By alignment I mean: if we have two 3-byte values, should we just manipulate them as two 32-byte words (i.e. 32-byte aligned) or should we put them together within a single 32-byte word (which is EVM's native word size).

It is important to distinguish between capabilities and system calls, because the tradeoffs are very different. System calls are never put in storage, they are simply put in memory, sent to the kernel, and then put on the stack. Capabilities are stored in storage once and then read many times from storage directly to the stack.

With those differences in mind, if we look at some gas costs, stack manipulations might be given numbers between 3 and 5, with memory being the same but scaling upward as we use more of it. Writing a value to storage is in the many thousands, but that is amortised so we won't consider it. Reading from storage is about 200.

The cost of packing multiple values into one word is that you will have to perform a DUP-PUSH-DIV sequence to get your chosen value. If we consider that costs about 9, then we see that for anything in storage this is a no-brainer. 9 << 200. Therefore we can conclude that if we can reasonably pack multiple values of capabilities into a single storage key, then we should.

The tradeoff for system calls is a little different.
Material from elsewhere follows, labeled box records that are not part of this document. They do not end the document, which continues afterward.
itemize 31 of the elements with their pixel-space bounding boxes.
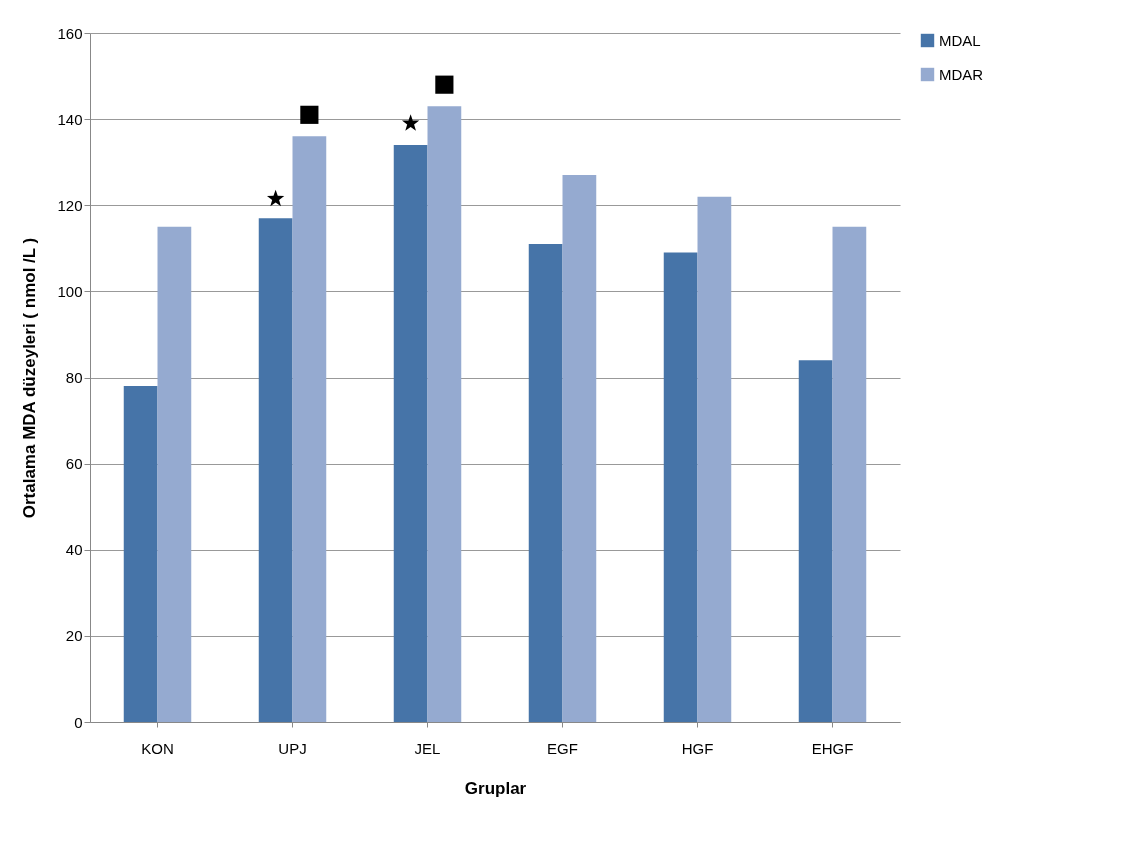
bar — [697, 196, 732, 722]
x-tick-label: EHGF — [811, 739, 854, 757]
y-tick-label: 80 — [65, 369, 83, 386]
x-tick-label: HGF — [681, 739, 714, 757]
y-tick-label: 40 — [65, 541, 83, 559]
bar — [562, 175, 597, 722]
bar — [528, 244, 563, 722]
bar — [798, 360, 833, 722]
x-tick-label: UPJ — [278, 739, 307, 757]
x-axis-title: Gruplar — [464, 778, 527, 798]
y-tick-label: 20 — [65, 627, 83, 645]
y-tick-label: 60 — [65, 455, 83, 473]
y-tick-label: 120 — [57, 196, 83, 214]
y-tick-label: 160 — [57, 24, 83, 42]
bar — [157, 226, 192, 722]
x-tick-label: JEL — [414, 739, 441, 757]
bar — [258, 218, 293, 722]
y-tick-label: 140 — [57, 110, 83, 128]
bar — [123, 386, 158, 722]
legend-label: MDAL — [939, 31, 981, 49]
bar — [393, 144, 428, 722]
x-tick-label: KON — [141, 739, 174, 757]
y-tick-label: 0 — [74, 713, 83, 731]
bar — [663, 252, 698, 722]
bar — [832, 226, 867, 722]
y-axis-title: Ortalama MDA düzeyleri ( nmol /L ) — [20, 237, 40, 519]
bar — [427, 106, 462, 722]
bar — [292, 136, 327, 722]
x-tick-label: EGF — [547, 739, 578, 757]
legend-label: MDAR — [939, 65, 984, 83]
y-tick-label: 100 — [57, 282, 83, 300]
If we look only at CALLDATALOADs, one CALLDATALOAD is cheaper than the PUSH-DIV sequence necessary to unpack a value. It is also a little easier for consumers of the kernel's API to simply work in 32-byte values. Therefore, for system calls we can comfortably throw 32-byte values around without being overly concerned about cost. One caveat of course is that we have to pay for the transaction transfer (i.e. the transaction payload). This costs 68 per non-zero byte and 4 per zero-byte. Two concatenated 3-byte values is 68*3*2=408 plus about 18 for stack manipulation, which gives 426. Two 32-byte values with no stack manipulation is 4,532.

After that back of the envelope calculation which I did right here in this textbox, it probably is worth packing system call data too.

Obviously all caveats regarding premature optimisation apply, but where we're making decisions it's something to keep in mind.

@JakeOShannessy: Great point, I agree for storage packing it's a no-brainier.

For SysCalls I think once we have a better idea what the costs/issues are in a working alpha, we can then optimize syscall costs as a low-hanging fruit. So for now let's do this:

  1. For Capability Storage we can do our own custom packing.
  2. For System Calls let's use standard ABI encoding. Such that we are compatible with abi#encode and abi#decode if possible.

Looking at the current spec, the most notable difference would be proc#call syscall format, we're there's some packing involved, (which I think could be packed even further since capIndex has a max size of 1 byte). I think though it's a bug issue for now if we have everything unpacked for now.

Let me know what you think.

I believe the current draft spec is adequate. Closing for #118

We haven't quite resolved this yet.

@JakeOShannessy: Sorry, let me know what needs to be addressed.

I agree pretty much with what you've had and that's loosely the approach I took too. In fact that's what this issue was supposed to go through. It was only when typing it out when I calculated that the difference due to transaction data costs was also worth considering. We already pack the capability type down to one byte, so I've written that capType and capIndex are packed, as they're common to each syscall, and indiviual syscall data is as simple as possible. This is only a slight departure from what we've discussed about. To summarise:

  • Capability storage is packed as much as is simple and practical.
  • General system call data (capType and capIndex) are packed.
  • System call formats for each type of system call are as loosely packed as practical.

If you keep this issue open a while longer I'll put it in a markdown doc somewhere as a design policy, then close it. That's probably how I should have approached it.

Edit: The current draft spec you commented on above satisfies these points already so no changes are proposed here, just a rationalisation.

@JakeOShannessy: Ok sounds good.

Discussion recorded in 03a566c.